In amphibian epithelia, amiloride reduces net sodium transport by hindering the entry of sodium to the active transport mechanism, that is, by increasing the series resistance (Rser). Theoretically, therefore, analysis of amiloride-induced changes in potential differences and short-circuit current should yield numerical estimates of all the parameters in the equivalent electrical circuit of the sodium transport mechanism. The concept has been explored by analysis of such changes in toad skins (Xenopus laevis) bathed in hypotonic sulphate Ringer's, after exposure to varying doses of amiloride, or to amphotericin, dinitrophenol or Pitressin.
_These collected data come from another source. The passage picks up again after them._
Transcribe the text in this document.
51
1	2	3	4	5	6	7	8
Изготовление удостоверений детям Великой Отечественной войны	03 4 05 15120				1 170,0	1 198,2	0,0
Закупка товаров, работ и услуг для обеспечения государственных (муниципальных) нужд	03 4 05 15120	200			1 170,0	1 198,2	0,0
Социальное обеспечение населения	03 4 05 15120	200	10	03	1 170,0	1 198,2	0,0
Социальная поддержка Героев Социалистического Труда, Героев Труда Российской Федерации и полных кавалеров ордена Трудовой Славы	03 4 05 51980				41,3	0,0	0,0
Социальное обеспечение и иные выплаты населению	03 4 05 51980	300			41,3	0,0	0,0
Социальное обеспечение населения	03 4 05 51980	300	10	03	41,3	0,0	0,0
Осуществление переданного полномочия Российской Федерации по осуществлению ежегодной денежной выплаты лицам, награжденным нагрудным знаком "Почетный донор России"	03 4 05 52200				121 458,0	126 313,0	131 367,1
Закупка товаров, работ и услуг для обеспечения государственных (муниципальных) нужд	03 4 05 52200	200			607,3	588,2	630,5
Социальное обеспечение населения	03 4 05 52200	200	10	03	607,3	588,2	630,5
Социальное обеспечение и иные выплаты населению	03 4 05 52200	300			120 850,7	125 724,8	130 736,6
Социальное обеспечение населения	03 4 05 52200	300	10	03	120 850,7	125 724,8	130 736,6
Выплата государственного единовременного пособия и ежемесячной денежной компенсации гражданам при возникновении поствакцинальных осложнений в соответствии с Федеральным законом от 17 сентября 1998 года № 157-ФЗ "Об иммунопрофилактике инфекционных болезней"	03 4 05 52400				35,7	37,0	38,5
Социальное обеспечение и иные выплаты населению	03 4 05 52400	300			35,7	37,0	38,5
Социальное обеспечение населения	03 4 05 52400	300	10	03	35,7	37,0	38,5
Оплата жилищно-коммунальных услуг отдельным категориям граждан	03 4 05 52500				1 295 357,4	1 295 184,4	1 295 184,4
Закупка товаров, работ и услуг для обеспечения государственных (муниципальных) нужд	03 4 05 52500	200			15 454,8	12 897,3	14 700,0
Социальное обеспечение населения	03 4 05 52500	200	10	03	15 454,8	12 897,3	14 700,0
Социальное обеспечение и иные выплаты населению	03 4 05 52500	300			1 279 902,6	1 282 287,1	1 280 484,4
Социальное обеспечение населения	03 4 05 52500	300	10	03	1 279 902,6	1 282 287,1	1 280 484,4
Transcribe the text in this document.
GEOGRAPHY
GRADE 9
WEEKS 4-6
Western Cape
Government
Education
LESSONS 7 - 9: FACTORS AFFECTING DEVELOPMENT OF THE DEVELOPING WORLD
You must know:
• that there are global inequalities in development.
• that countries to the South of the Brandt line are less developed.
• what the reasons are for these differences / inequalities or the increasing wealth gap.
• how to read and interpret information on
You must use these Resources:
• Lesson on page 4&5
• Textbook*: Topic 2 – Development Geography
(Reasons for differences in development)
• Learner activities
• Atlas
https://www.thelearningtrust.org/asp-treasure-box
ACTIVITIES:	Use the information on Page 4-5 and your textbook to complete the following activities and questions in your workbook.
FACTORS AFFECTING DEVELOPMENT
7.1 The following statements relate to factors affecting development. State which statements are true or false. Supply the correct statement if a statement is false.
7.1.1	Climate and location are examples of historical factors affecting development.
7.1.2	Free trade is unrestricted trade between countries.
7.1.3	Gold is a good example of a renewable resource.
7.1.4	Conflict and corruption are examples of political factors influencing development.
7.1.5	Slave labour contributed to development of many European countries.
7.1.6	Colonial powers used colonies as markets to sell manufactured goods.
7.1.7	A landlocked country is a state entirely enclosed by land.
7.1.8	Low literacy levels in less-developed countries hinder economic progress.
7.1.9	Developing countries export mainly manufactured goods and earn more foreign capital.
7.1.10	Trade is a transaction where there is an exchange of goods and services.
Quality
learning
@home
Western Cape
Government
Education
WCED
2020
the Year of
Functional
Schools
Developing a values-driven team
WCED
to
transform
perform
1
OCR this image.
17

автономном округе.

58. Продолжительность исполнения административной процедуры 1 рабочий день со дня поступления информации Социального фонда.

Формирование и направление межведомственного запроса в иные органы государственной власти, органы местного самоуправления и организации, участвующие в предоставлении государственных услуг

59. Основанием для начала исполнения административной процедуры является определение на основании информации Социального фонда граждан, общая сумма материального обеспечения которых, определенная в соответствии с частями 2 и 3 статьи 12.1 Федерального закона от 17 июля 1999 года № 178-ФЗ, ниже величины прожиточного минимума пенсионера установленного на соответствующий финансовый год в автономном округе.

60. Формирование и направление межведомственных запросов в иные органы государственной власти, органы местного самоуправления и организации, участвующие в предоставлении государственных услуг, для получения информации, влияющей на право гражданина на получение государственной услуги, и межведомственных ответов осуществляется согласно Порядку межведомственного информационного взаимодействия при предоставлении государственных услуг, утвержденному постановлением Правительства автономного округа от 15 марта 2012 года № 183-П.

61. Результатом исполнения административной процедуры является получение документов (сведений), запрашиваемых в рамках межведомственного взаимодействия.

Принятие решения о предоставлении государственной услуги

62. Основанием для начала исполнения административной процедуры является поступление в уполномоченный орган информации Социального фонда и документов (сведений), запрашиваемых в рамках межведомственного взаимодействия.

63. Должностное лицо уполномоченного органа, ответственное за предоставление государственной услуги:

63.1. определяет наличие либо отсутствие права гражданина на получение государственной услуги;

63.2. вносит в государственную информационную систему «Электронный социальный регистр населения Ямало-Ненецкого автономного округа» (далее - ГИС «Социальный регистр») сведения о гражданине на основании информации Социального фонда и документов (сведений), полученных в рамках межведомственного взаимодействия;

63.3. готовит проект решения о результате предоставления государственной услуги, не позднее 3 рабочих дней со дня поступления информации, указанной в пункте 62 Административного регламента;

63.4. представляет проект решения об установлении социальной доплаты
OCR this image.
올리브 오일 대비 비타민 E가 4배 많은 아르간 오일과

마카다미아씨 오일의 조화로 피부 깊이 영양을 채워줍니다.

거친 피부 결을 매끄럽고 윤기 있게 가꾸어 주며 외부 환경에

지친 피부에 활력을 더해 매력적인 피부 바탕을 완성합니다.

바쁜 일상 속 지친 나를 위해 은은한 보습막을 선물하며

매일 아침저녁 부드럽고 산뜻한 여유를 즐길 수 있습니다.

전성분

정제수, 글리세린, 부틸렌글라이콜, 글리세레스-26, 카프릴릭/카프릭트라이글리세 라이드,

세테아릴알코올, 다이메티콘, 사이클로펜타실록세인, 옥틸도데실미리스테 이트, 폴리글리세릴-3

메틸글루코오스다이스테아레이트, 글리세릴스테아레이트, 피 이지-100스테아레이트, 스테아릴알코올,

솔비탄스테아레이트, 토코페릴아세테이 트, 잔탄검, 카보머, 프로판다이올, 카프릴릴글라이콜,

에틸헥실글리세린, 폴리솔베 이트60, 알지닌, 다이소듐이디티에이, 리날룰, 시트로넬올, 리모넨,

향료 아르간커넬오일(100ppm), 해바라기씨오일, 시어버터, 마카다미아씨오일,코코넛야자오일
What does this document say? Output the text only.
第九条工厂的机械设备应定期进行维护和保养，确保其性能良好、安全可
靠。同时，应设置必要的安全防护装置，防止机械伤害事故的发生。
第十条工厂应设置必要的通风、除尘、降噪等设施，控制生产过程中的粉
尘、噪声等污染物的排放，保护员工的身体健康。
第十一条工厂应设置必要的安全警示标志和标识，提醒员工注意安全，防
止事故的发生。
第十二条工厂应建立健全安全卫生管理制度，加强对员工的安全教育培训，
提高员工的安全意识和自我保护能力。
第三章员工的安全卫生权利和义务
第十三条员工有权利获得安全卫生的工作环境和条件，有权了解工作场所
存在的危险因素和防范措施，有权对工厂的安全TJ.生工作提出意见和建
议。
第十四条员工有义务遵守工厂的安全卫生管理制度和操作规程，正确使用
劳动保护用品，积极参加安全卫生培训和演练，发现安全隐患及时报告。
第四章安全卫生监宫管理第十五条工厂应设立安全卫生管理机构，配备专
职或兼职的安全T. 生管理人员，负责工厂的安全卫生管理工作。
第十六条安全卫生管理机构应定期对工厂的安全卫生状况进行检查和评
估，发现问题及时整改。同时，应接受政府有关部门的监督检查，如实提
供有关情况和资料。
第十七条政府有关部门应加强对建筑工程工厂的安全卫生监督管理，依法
The estimated values of Rser, of the electromotive force of the sodium pump (ENa), and of the shunt resistance (Rsh) were independent of the dose of amiloride employed. Skins bathed in hypotonic sulphate Ringer's exhibited a progressive rise in ENa. Amphotericin produced a fall in Rser, while dinitrophenol caused a fall in ENa; washout of the drugs reversed these effects. Pitressin produced a fall in both Rser and Rsh, with a rise in ENa. These results are in accord with earlier suggestions regarding the site(s) of action of these agents.